Something else that has worked well for me is to accept that sometimes a complete break from exercise is necessary. I find exercise extremely helpful with anxiety and don’t like leaving it entirely behind (especially as I’ve been pretty active my whole life). However when I’m compulsively exercising every day, it can be much harder to try to slowly lower the amount of exercise that I’m doing while still doing some. In many ways it’s easier to simply say that I can’t be responsible about my exercising at this moment in time and I need to take some time off. This has the added benefit of giving me LOTS of extra time to do other positive things with my day.

There are a lot of ways that cutting exercise out of  your life for a time can backfire. How do you deal with all the anxiety you worked off before? How do you accept loss of muscle mass or increase in fat? How and when do you begin to add exercise back in without swinging immediately into over exercise mode again? Especially if you’re doing this while you’re trying to increase your caloric intake, it can take a serious toll on your emotions and your motivation to continue treatment. Unfortunately, this is one of those places I don’t have the answers: I’m struggling to find ways to begin incorporating exercise again without it becoming unhealthy.

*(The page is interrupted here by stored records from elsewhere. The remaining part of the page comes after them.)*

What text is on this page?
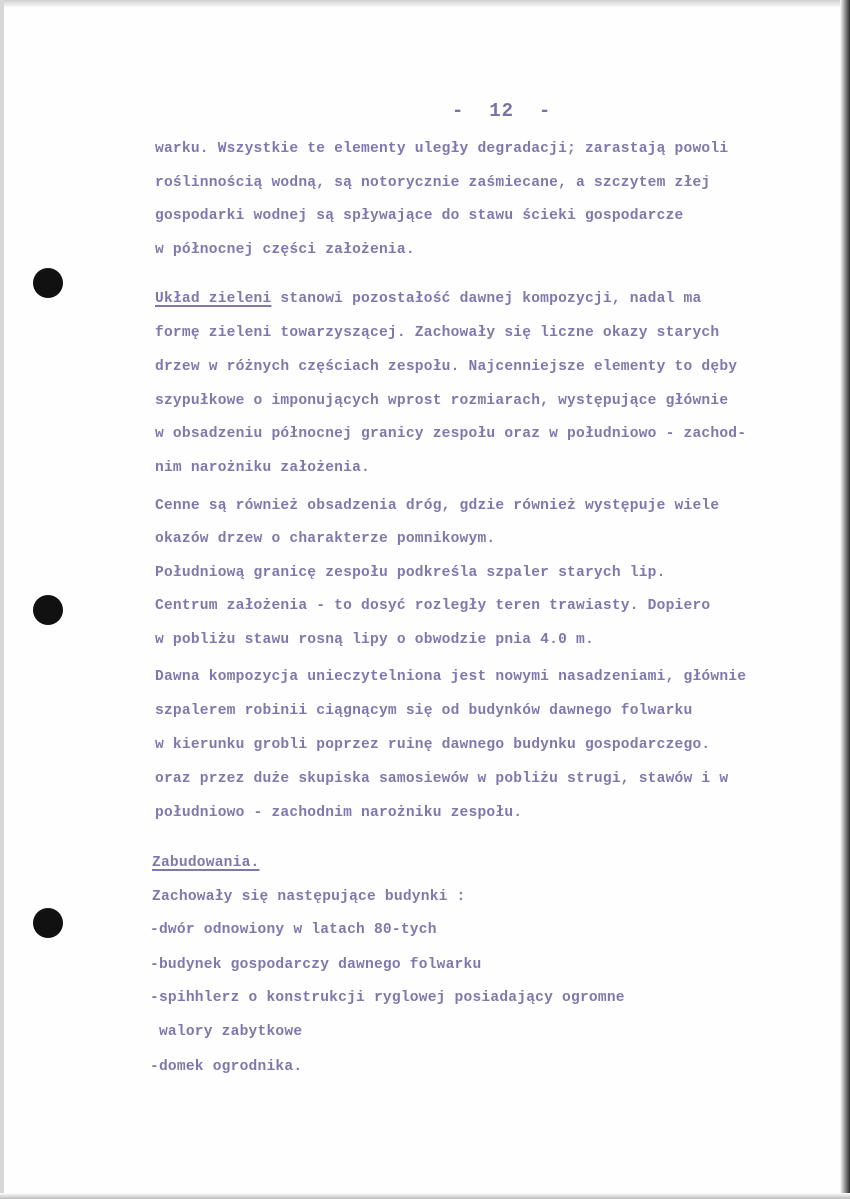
-  12  -
warku. Wszystkie te elementy uległy degradacji; zarastają powoli
roślinnością wodną, są notorycznie zaśmiecane, a szczytem złej
gospodarki wodnej są spływające do stawu ścieki gospodarcze
w północnej części założenia.
Układ zieleni stanowi pozostałość dawnej kompozycji, nadal ma
formę zieleni towarzyszącej. Zachowały się liczne okazy starych
drzew w różnych częściach zespołu. Najcenniejsze elementy to dęby
szypułkowe o imponujących wprost rozmiarach, występujące głównie
w obsadzeniu północnej granicy zespołu oraz w południowo - zachod-
nim narożniku założenia.
Cenne są również obsadzenia dróg, gdzie również występuje wiele
okazów drzew o charakterze pomnikowym.
Południową granicę zespołu podkreśla szpaler starych lip.
Centrum założenia - to dosyć rozległy teren trawiasty. Dopiero
w pobliżu stawu rosną lipy o obwodzie pnia 4.0 m.
Dawna kompozycja unieczytelniona jest nowymi nasadzeniami, głównie
szpalerem robinii ciągnącym się od budynków dawnego folwarku
w kierunku grobli poprzez ruinę dawnego budynku gospodarczego.
oraz przez duże skupiska samosiewów w pobliżu strugi, stawów i w
południowo - zachodnim narożniku zespołu.
Zabudowania.
Zachowały się następujące budynki :
-dwór odnowiony w latach 80-tych
-budynek gospodarczy dawnego folwarku
-spihhlerz o konstrukcji ryglowej posiadający ogromne
walory zabytkowe
-domek ogrodnika.
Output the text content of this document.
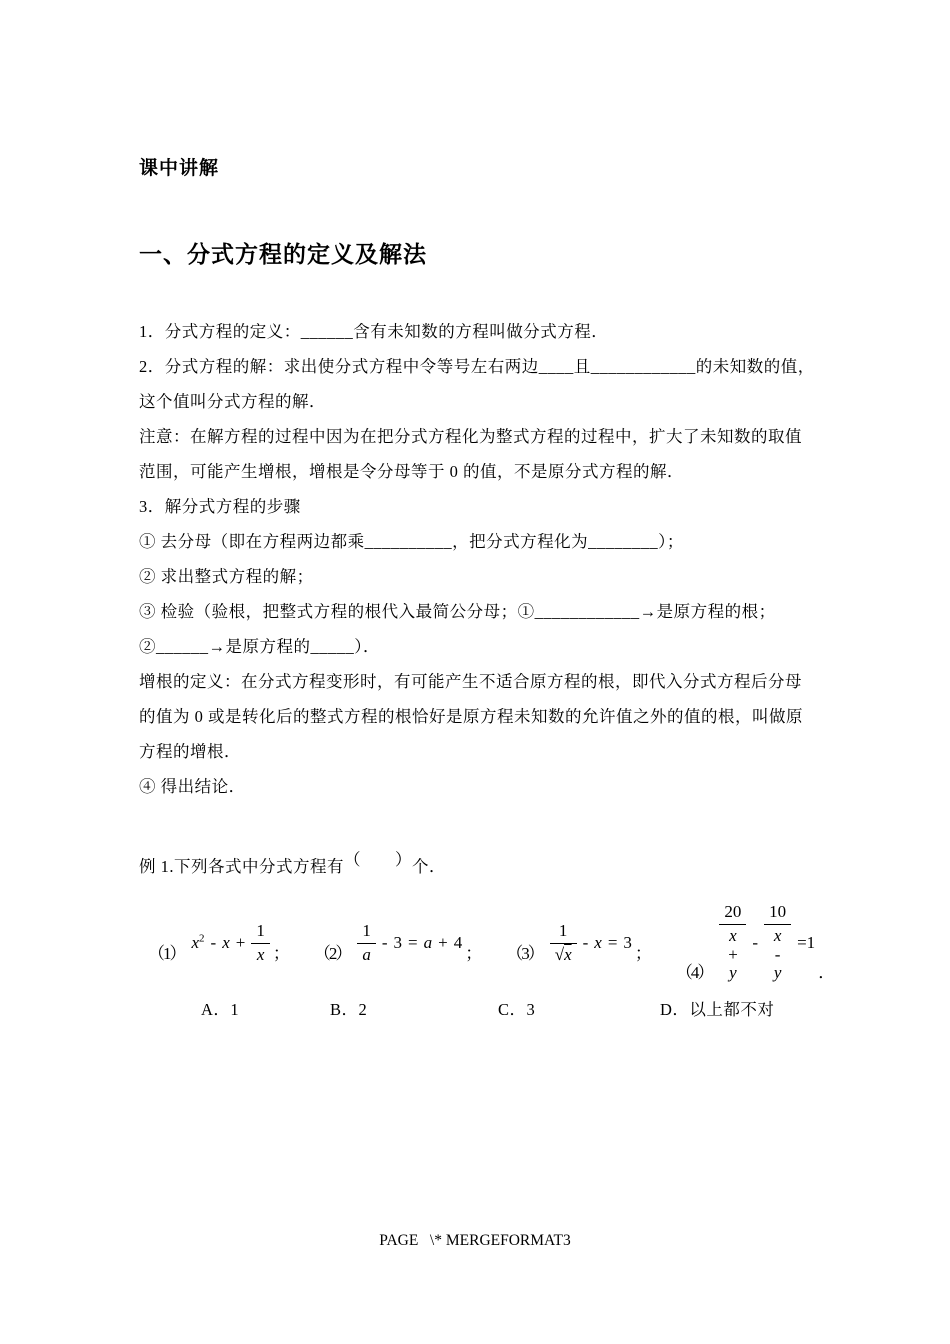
课中讲解
一、分式方程的定义及解法
1．分式方程的定义：______含有未知数的方程叫做分式方程．
2．分式方程的解：求出使分式方程中令等号左右两边____且____________的未知数的值，
这个值叫分式方程的解．
注意：在解方程的过程中因为在把分式方程化为整式方程的过程中，扩大了未知数的取值
范围，可能产生增根，增根是令分母等于 0 的值，不是原分式方程的解．
3．解分式方程的步骤
① 去分母（即在方程两边都乘__________，把分式方程化为________）；
② 求出整式方程的解；
③ 检验（验根，把整式方程的根代入最简公分母；①____________→是原方程的根；
②______→是原方程的_____）．
增根的定义：在分式方程变形时，有可能产生不适合原方程的根，即代入分式方程后分母
的值为 0 或是转化后的整式方程的根恰好是原方程未知数的允许值之外的值的根，叫做原
方程的增根．
④ 得出结论．
例 1.下列各式中分式方程有（　　）个．
（1）
$x^2 - x + \frac{1}{x}$ ； $(2) \frac{1}{a} - 3 = a + 4$
； $(3) \frac{1}{√x} - x = 3$
；
$(4) \frac{20}{x + y} - \frac{10}{x - y} =1$
．
A．1	B．2	C．3	D．以上都不对
PAGE   \* MERGEFORMAT3
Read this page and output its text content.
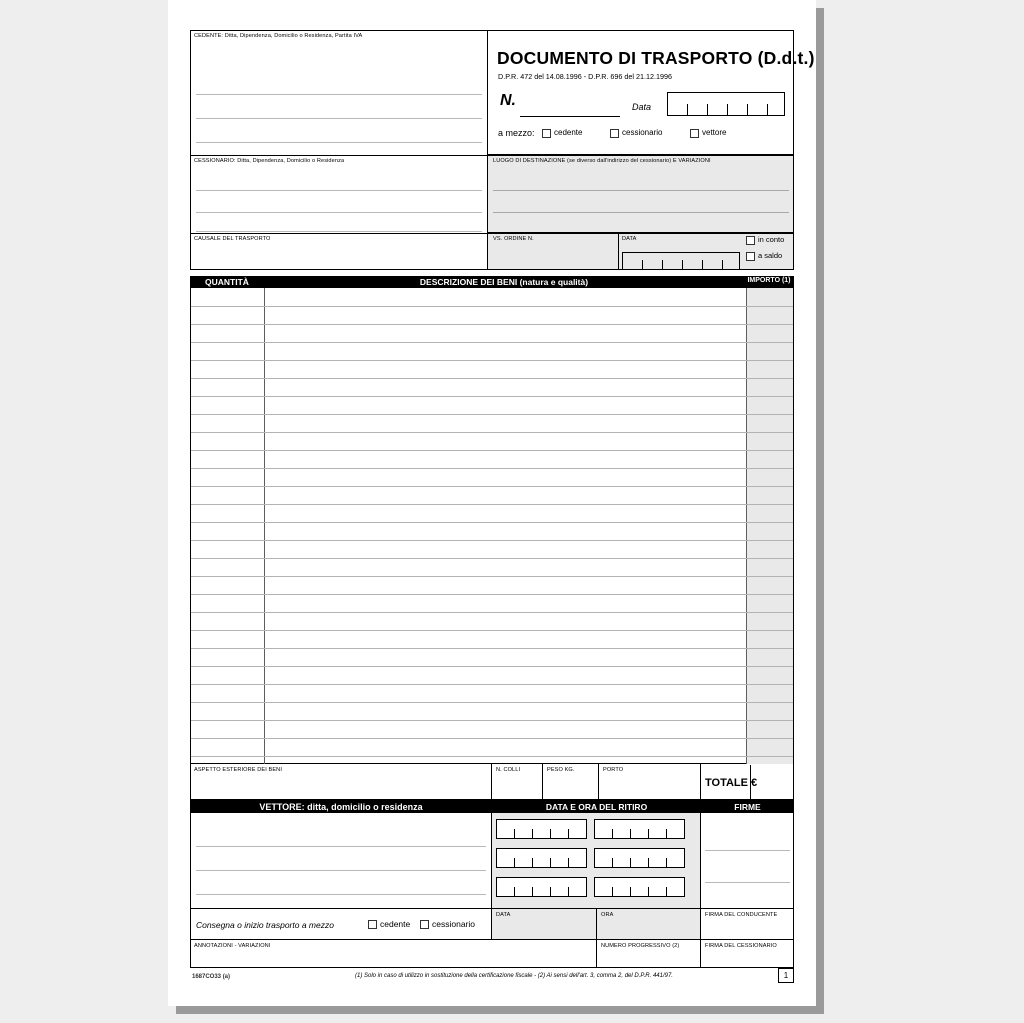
CEDENTE: Ditta, Dipendenza, Domicilio o Residenza, Partita IVA
DOCUMENTO DI TRASPORTO (D.d.t.)
D.P.R. 472 del 14.08.1996 - D.P.R. 696 del 21.12.1996
N.	Data
a mezzo: cedente	cessionario	vettore
CESSIONARIO: Ditta, Dipendenza, Domicilio o Residenza	LUOGO DI DESTINAZIONE (se diverso dall'indirizzo del cessionario) E VARIAZIONI
CAUSALE DEL TRASPORTO	VS. ORDINE N.	DATA	in conto
a saldo
QUANTITÀ	DESCRIZIONE DEI BENI (natura e qualità)	IMPORTO (1)
ASPETTO ESTERIORE DEI BENI	N. COLLI	PESO KG.	PORTO
TOTALE €
VETTORE: ditta, domicilio o residenza	DATA E ORA DEL RITIRO	FIRME
Consegna o inizio trasporto a mezzo	cedente	cessionario
DATA	ORA	FIRMA DEL CONDUCENTE
ANNOTAZIONI - VARIAZIONI	NUMERO PROGRESSIVO (2)	FIRMA DEL CESSIONARIO
1687CO33 (a)	(1) Solo in caso di utilizzo in sostituzione della certificazione fiscale - (2) Ai sensi dell'art. 3, comma 2, del D.P.R. 441/97.	1
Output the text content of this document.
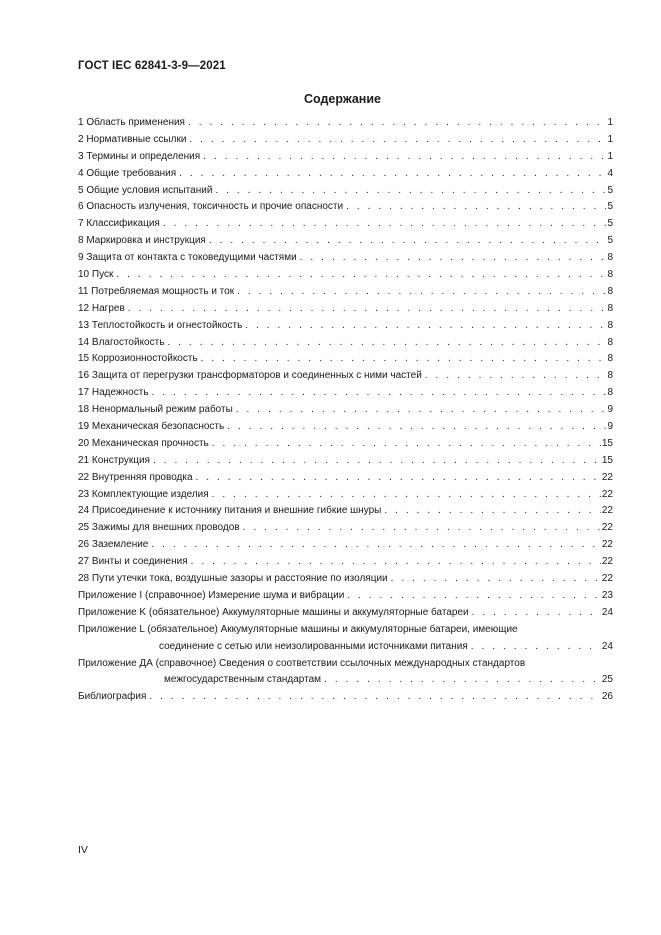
ГОСТ IEC 62841-3-9—2021
Содержание
1 Область применения . . .	1
2 Нормативные ссылки . . .	1
3 Термины и определения . . .	1
4 Общие требования . . .	4
5 Общие условия испытаний . . .	5
6 Опасность излучения, токсичность и прочие опасности . . .	5
7 Классификация . . .	5
8 Маркировка и инструкция . . .	5
9 Защита от контакта с токоведущими частями . . .	8
10 Пуск . . .	8
11 Потребляемая мощность и ток . . .	8
12 Нагрев . . .	8
13 Теплостойкость и огнестойкость . . .	8
14 Влагостойкость . . .	8
15 Коррозионностойкость . . .	8
16 Защита от перегрузки трансформаторов и соединенных с ними частей . . .	8
17 Надежность . . .	8
18 Ненормальный режим работы . . .	9
19 Механическая безопасность . . .	9
20 Механическая прочность . . .	15
21 Конструкция . . .	15
22 Внутренняя проводка . . .	22
23 Комплектующие изделия . . .	22
24 Присоединение к источнику питания и внешние гибкие шнуры . . .	22
25 Зажимы для внешних проводов . . .	22
26 Заземление . . .	22
27 Винты и соединения . . .	22
28 Пути утечки тока, воздушные зазоры и расстояние по изоляции . . .	22
Приложение I (справочное) Измерение шума и вибрации . . .	23
Приложение K (обязательное) Аккумуляторные машины и аккумуляторные батареи . . .	24
Приложение L (обязательное) Аккумуляторные машины и аккумуляторные батареи, имеющие
соединение с сетью или неизолированными источниками питания . . .	24
Приложение ДА (справочное) Сведения о соответствии ссылочных международных стандартов
межгосударственным стандартам . . .	25
Библиография . . .	26
IV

One helpful way to deal with feeling guilty about not exercising or feeling extremely compelled to started exercising again is to find some friends who aren’t big on exercise. This doesn’t mean you have to dump your friends who are extremely fit, but there are people out there who aren’t particularly interested in physical fitness and are perfectly happy with their lives. I am a big proponent of distract until you’re in a healthier place, and finding people who will encourage you to do other types of fun and interesting things, model other versions of healthiness and happiness, and generally not bring up exercise as something you have to do is a great way to build a life that doesn’t circulate around exercise.

The final, and perhaps most difficult thing to do if you’re working on overexercise is to make sure that you’re not paying any money for exercise. What I mean by that is if you’re paying for a gym membership or classes or a personal trainer: stop. I’ve found that when I’m shelling out money I feel obligated to “get my money’s worth”. You can always go to the local rec center and swim some laps or go for a run or a bike ride. But those ongoing expenses are a constant pressure to get to the gym and make it worth it and I’ve found that pressure nearly unbearable.

Of course all of these are just suggestions that I have found helpful, and won’t work for everyone. I’d love to hear other suggestions in comments, especially from those who have found an exercise regime that works for them.